تشكيل لجنة صياغة مسودة البيان الوزاري برئاسة دولة رئيس مجلس الوزراء وعضوية نائب رئيس مجلس الوزراء ووزراء العدل، الطاقة، المالية، الثقافة، الداخلية، التنمية الادارية، الاعلام، التربية، العمل والزراعة، وستعقد اللجنة الوزارية اولى جلساتها عند الواحدة بعد ظهر اليوم في السرايا
— Lebanese Presidency (@LBpresidency) September 13, 2021
The draft will then be submitted to the parliament for a vote of confidence for the new government.
During the meeting, President Aoun called for the resumption of talks with the International Monetary Fund in order to aid the country as soon as possible.
PM Mikati, who took office just last week, vowed to unlock aid and work on saving the country from its deep financial and economic crises.
Last week, Mikati said resuming IMF talks remains a top priority, and to do so an agreement should be reached between all Lebanese political leaders.
“It is true that we don’t have a magic wand.
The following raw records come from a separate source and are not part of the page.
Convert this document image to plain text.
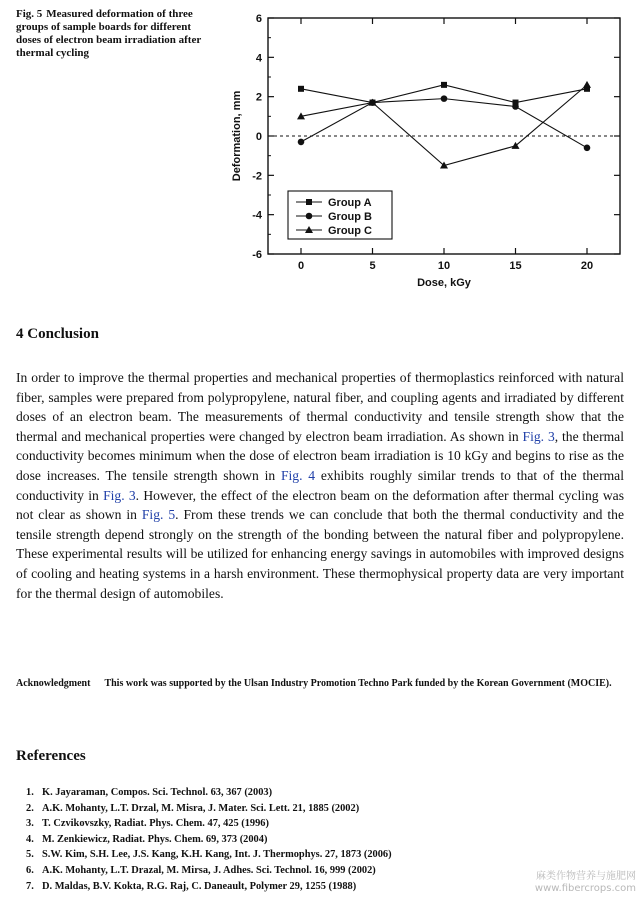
Fig. 5 Measured deformation of three groups of sample boards for different doses of electron beam irradiation after thermal cycling
6
4
2
0
-2
-4
-6
0	5	10	15	20
Dose, kGy
Deformation, mm
Group A
Group B
Group C
4 Conclusion

In order to improve the thermal properties and mechanical properties of thermoplastics reinforced with natural fiber, samples were prepared from polypropylene, natural fiber, and coupling agents and irradiated by different doses of an electron beam. The measurements of thermal conductivity and tensile strength show that the thermal and mechanical properties were changed by electron beam irradiation. As shown in Fig. 3, the thermal conductivity becomes minimum when the dose of electron beam irradiation is 10 kGy and begins to rise as the dose increases. The tensile strength shown in Fig. 4 exhibits roughly similar trends to that of the thermal conductivity in Fig. 3. However, the effect of the electron beam on the deformation after thermal cycling was not clear as shown in Fig. 5. From these trends we can conclude that both the thermal conductivity and the tensile strength depend strongly on the strength of the bonding between the natural fiber and polypropylene. These experimental results will be utilized for enhancing energy savings in automobiles with improved designs of cooling and heating systems in a harsh environment. These thermophysical property data are very important for the thermal design of automobiles.

Acknowledgment This work was supported by the Ulsan Industry Promotion Techno Park funded by the Korean Government (MOCIE).
References
1. K. Jayaraman, Compos. Sci. Technol. 63, 367 (2003)
2. A.K. Mohanty, L.T. Drzal, M. Misra, J. Mater. Sci. Lett. 21, 1885 (2002)
3. T. Czvikovszky, Radiat. Phys. Chem. 47, 425 (1996)
4. M. Zenkiewicz, Radiat. Phys. Chem. 69, 373 (2004)
5. S.W. Kim, S.H. Lee, J.S. Kang, K.H. Kang, Int. J. Thermophys. 27, 1873 (2006)
6. A.K. Mohanty, L.T. Drazal, M. Mirsa, J. Adhes. Sci. Technol. 16, 999 (2002)
7. D. Maldas, B.V. Kokta, R.G. Raj, C. Daneault, Polymer 29, 1255 (1988)
麻类作物营养与施肥网
www.fibercrops.com
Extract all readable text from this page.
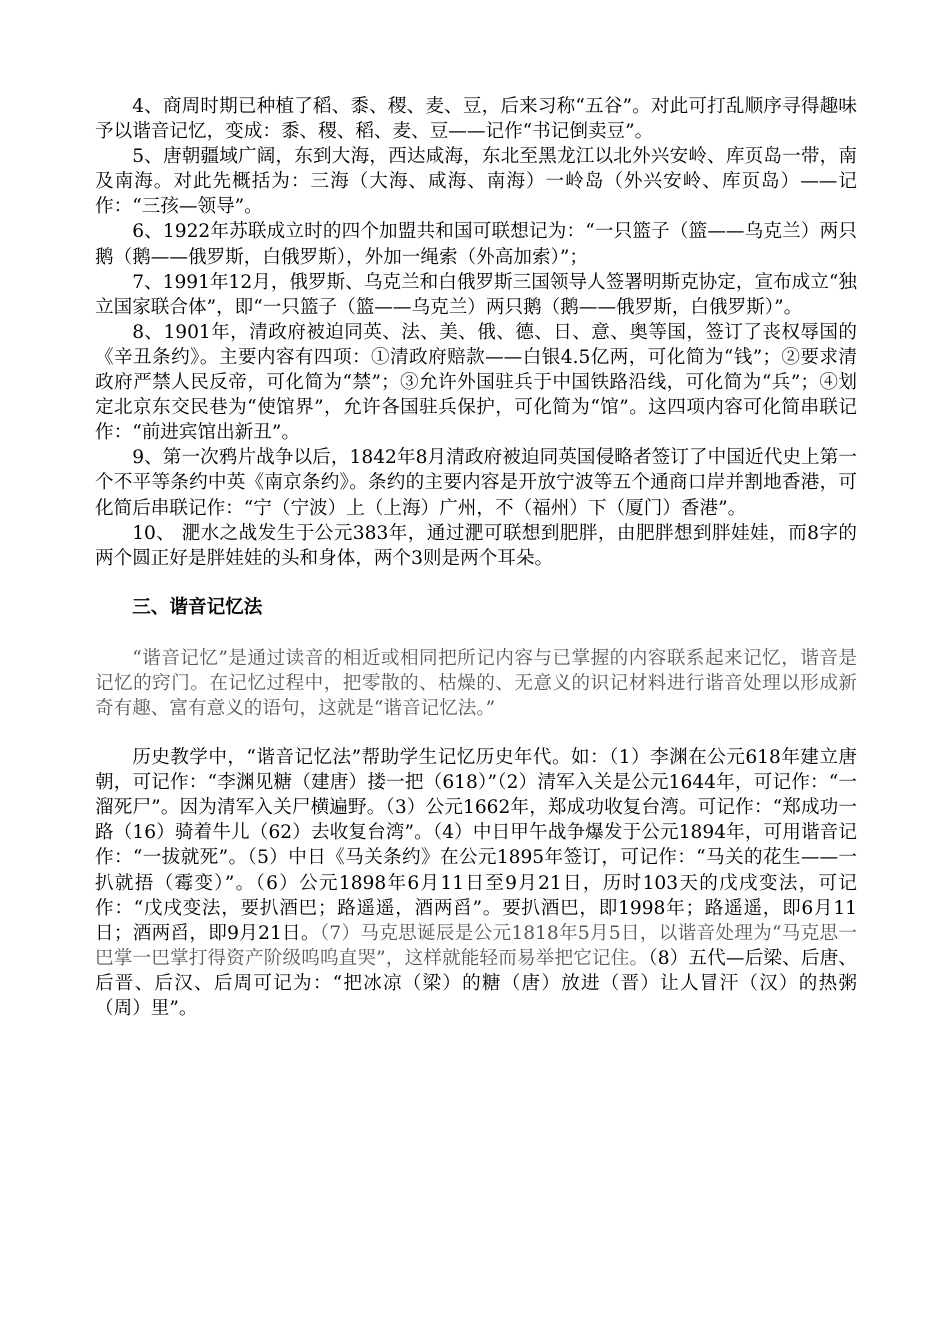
4、商周时期已种植了稻、黍、稷、麦、豆，后来习称“五谷”。对此可打乱顺序寻得趣味予以谐音记忆，变成：黍、稷、稻、麦、豆——记作“书记倒卖豆”。

5、唐朝疆域广阔，东到大海，西达咸海，东北至黑龙江以北外兴安岭、库页岛一带，南及南海。对此先概括为：三海（大海、咸海、南海）一岭岛（外兴安岭、库页岛）——记作：“三孩—领导”。

6、1922年苏联成立时的四个加盟共和国可联想记为：“一只篮子（篮——乌克兰）两只鹅（鹅——俄罗斯，白俄罗斯），外加一绳索（外高加索）”；

7、1991年12月，俄罗斯、乌克兰和白俄罗斯三国领导人签署明斯克协定，宣布成立“独立国家联合体”，即“一只篮子（篮——乌克兰）两只鹅（鹅——俄罗斯，白俄罗斯）”。

8、1901年，清政府被迫同英、法、美、俄、德、日、意、奥等国，签订了丧权辱国的《辛丑条约》。主要内容有四项：①清政府赔款——白银4.5亿两，可化简为“钱”；②要求清政府严禁人民反帝，可化简为“禁”；③允许外国驻兵于中国铁路沿线，可化简为“兵”；④划定北京东交民巷为“使馆界”，允许各国驻兵保护，可化简为“馆”。这四项内容可化简串联记作：“前进宾馆出新丑”。

9、第一次鸦片战争以后，1842年8月清政府被迫同英国侵略者签订了中国近代史上第一个不平等条约中英《南京条约》。条约的主要内容是开放宁波等五个通商口岸并割地香港，可化简后串联记作：“宁（宁波）上（上海）广州，不（福州）下（厦门）香港”。

10、 淝水之战发生于公元383年，通过淝可联想到肥胖，由肥胖想到胖娃娃，而8字的两个圆正好是胖娃娃的头和身体，两个3则是两个耳朵。

三、谐音记忆法

“谐音记忆”是通过读音的相近或相同把所记内容与已掌握的内容联系起来记忆，谐音是记忆的窍门。在记忆过程中，把零散的、枯燥的、无意义的识记材料进行谐音处理以形成新奇有趣、富有意义的语句，这就是“谐音记忆法。”

历史教学中，“谐音记忆法”帮助学生记忆历史年代。如：（1）李渊在公元618年建立唐朝，可记作：“李渊见糖（建唐）搂一把（618）”（2）清军入关是公元1644年，可记作：“一溜死尸”。因为清军入关尸横遍野。（3）公元1662年，郑成功收复台湾。可记作：“郑成功一路（16）骑着牛儿（62）去收复台湾”。（4）中日甲午战争爆发于公元1894年，可用谐音记作：“一拔就死”。（5）中日《马关条约》在公元1895年签订，可记作：“马关的花生——一扒就捂（霉变）”。（6）公元1898年6月11日至9月21日，历时103天的戊戌变法，可记作：“戊戌变法，要扒酒巴；路遥遥，酒两舀”。要扒酒巴，即1998年；路遥遥，即6月11日；酒两舀，即9月21日。（7）马克思诞辰是公元1818年5月5日，以谐音处理为“马克思一巴掌一巴掌打得资产阶级呜呜直哭”，这样就能轻而易举把它记住。（8）五代—后梁、后唐、后晋、后汉、后周可记为：“把冰凉（梁）的糖（唐）放进（晋）让人冒汗（汉）的热粥（周）里”。
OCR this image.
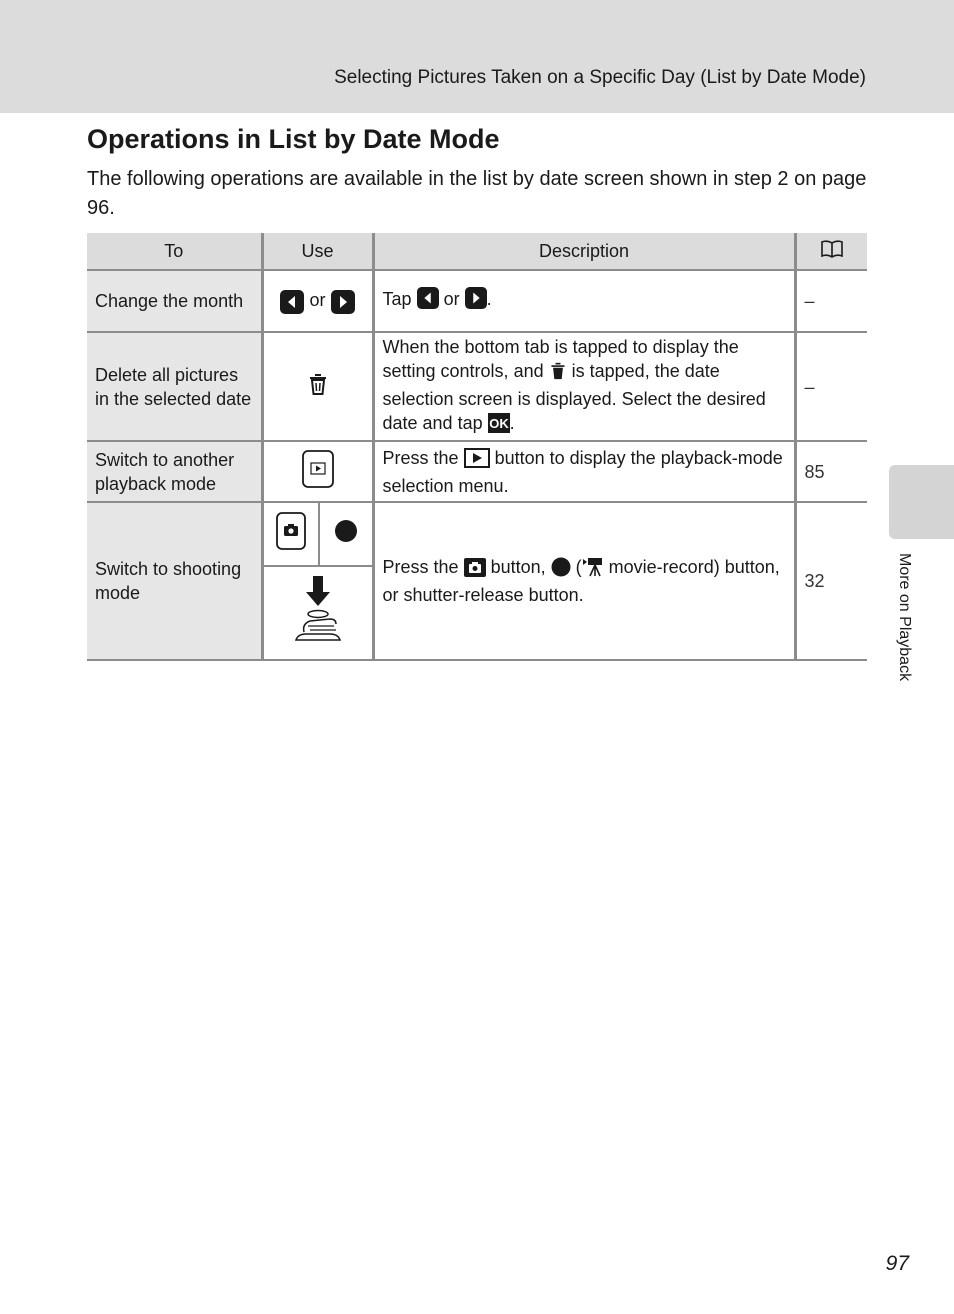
Selecting Pictures Taken on a Specific Day (List by Date Mode)
Operations in List by Date Mode

The following operations are available in the list by date screen shown in step 2 on page 96.

To	Use	Description	
Change the month	or	Tap or .	–
Delete all pictures in the selected date		When the bottom tab is tapped to display the setting controls, and is tapped, the date selection screen is displayed. Select the desired date and tap OK .	–
Switch to another playback mode		Press the button to display the playback-mode selection menu.	85
Switch to shooting mode		Press the button, ( movie-record) button, or shutter-release button.	32	More on Playback
97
The situation is very difficult,” Lebanon’s billionaire-politician Mikati said during the meeting.
“We will tackle solutions to the fuel and medicine shortages in order to end the humiliation”, he added.
Mikati’s 24-member government is now on a mission to immediately tackle the worsening economic crisis and find a solution for the medicine, fuel and food supplement shortages.
Finance minister said the crises-hit country would receive a total of $1.135 billion in IMF Special Drawing Rights (SDRs).
This will be in addition to the $860 million from 2021 and $275 million dating from 2009, the ministry said, adding that the sum would be deposited with the central bank on Thursday.
New Information Minister George Kordahi told the press that the PM is set to hold intense Cabinet meetings in efforts to resolve issues that directly affect citizens.
Kordahi quoted Mikati as saying “people are looking for actions and are not concerned anymore about talks and promises.”
Mikati, Lebanon’s third-time PM and the country’s richest man, succeeded where PM-designate Saad Hariri, who was tasked to form a government, failed in reaching a political agreement for a new cabinet.
The lineup was met with scepticism and public disdain as many Lebanese argued that the same political parties that have been ruling the state for decades have brought their followers into the new cabinet.
However, the United Nations and world leaders, including French President Emmanuel Macron, who has been leading efforts to push for a political resolution in Lebanon, welcomed the new government.
Following the latest meeting, Aoun met with the Energy minister Walid Fayad to discuss potential ways to tackle the urgent situation as the country suffers from hours of power-cuts and fuel shortage.
He previously noted that the government’s “concerns lie in prioritising solving the people’s current problems.
“We have huge responsibilities and we have to work on getting out of the current crisis,” he added.
For over a year now, the country has been facing a financial and economic meltdown with its currency losing 90 percent of its value, while petrol, diesel, and medicine shortages continue to plague the state.
With the new government formation, the Lebanese pound edged lower, reaching 15,000 L.L. However, the current exchange rate is still fluctuating.
Just two years ago, one US dollar was traded for 1,500 L.L.
According to the UN’s latest study on Lebanon, three-quarters of the Lebanese population live in poverty.
Now that a government is formed, the Lebanese parliament is expected to meet for a vote of confidence for the Mikati government.